Another place that actors find themselves defeated by self consciousness is in the interview or cold reading. Because, they are not prepared for what happens in these circumstances, actors often put on a personality for interviews and try to make detailed characters out of their roles in cold readings. Such things cause perceptible pretense. And in neither situation does the actor want to come off as not being genuine. To avoid this, the actor just needs to respond naturally to the questions of the interview and then just read the lines of the cold copy naturally without a layer of character added. When casting nowadays, directors want to use the actor who, without changes, best represents the role..They are not casting the character. The character has already been created by the playwright or screenwriter.

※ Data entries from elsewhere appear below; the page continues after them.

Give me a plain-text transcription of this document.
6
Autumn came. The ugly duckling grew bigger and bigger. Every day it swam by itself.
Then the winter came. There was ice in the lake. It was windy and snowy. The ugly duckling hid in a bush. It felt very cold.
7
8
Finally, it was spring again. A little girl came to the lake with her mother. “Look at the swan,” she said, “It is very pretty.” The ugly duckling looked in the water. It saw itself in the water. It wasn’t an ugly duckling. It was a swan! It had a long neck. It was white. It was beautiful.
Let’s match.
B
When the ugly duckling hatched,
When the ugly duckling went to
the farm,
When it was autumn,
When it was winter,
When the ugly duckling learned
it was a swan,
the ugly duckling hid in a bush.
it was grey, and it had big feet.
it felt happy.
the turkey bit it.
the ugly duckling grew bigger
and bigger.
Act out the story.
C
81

They are casting the natural human being who best represents the character.

Actors need to learn to do naturally what was at the time the most difficult thing a director ever asked me to do on stage. He wanted me to be myself and be charming. At that time, I had not learned how to act without acting. It took a while to catch on. Work on it. No pretense. Just be yourself and be charming.

Tuesday, April 10, 2012

Should an actor practice being in character in public places not on stage?

It is absolutely wonderful when someone asks a really good
question. This evening I was asked if
an actor, in order to better play a character not like himself, should practice
being that character at home, or in other places out side of the theatre. The following is an edited version of my

Not at all; that is
nonsense. You should keep your acting and your character on the stage. To act
or try to be your character off stage is not only rude to people around you, it
could be interpreted as mental illness. Theatre and cinema exist, so we can feel as important, attractive,
charming, and brave as we do in our imagination. But we must not try to be in public what we imagine ourselves to
be in private. (Read Theatre, Religion,
and Football, an article on my web site under Acting Theory.) Neither us, nor
the actor, nor us as actor are the character. The character is a fiction
created by a playwright. (Even historical characters must be somewhat
fictionalized in plays and films.) The character only exists in the
imaginations of those who read the script. That is until an actor takes the
place of the character on stage or in front of the camera. When the actor does
that he establishes the physical part of the character, the walk, the gestures,
the posture and the voice (if they need to be different from his own--which
they often do not). And he represents the character for the audience to see and
hear. The vast majority of casting of actors in roles actually want the actor
to simply look and sound like himself when playing the role. (Once, I was
playing the next-door police detective in "The Gazebo." The director
said to me, "Ken, stop doing all those character bits and just be yourself
and be charming." It was the most
difficult acting assignment I had ever been given. I did not consider myself as
being charming, so I had no idea what to do. I had not yet learned that it was
important not to "act" the role. It is the actor's job to simply
stand in for the character, and the actor does not have to make up a lot of
gestures or plan facial reactions. Rather than pretending, the actor allows
himself to have full and honest emotional responses (his own, unplanned
emotional responses, pleasant and unpleasant) to the stimuli of each moment of
the play as it occurs. He does not pretend to feel or pretend to respond. He
feels and he responds. So you don't need to practice being the character off
stage. The character does not exist off stage. He only exists in the imaginary
circumstances of the play and no where
else (except in the case of historical or real people as characters). So you
stop representing your character when the director says "cut," or if
the play or scene ends. Keep your performances fresh, spontaneous, and
vulnerable. And keep them only on stage.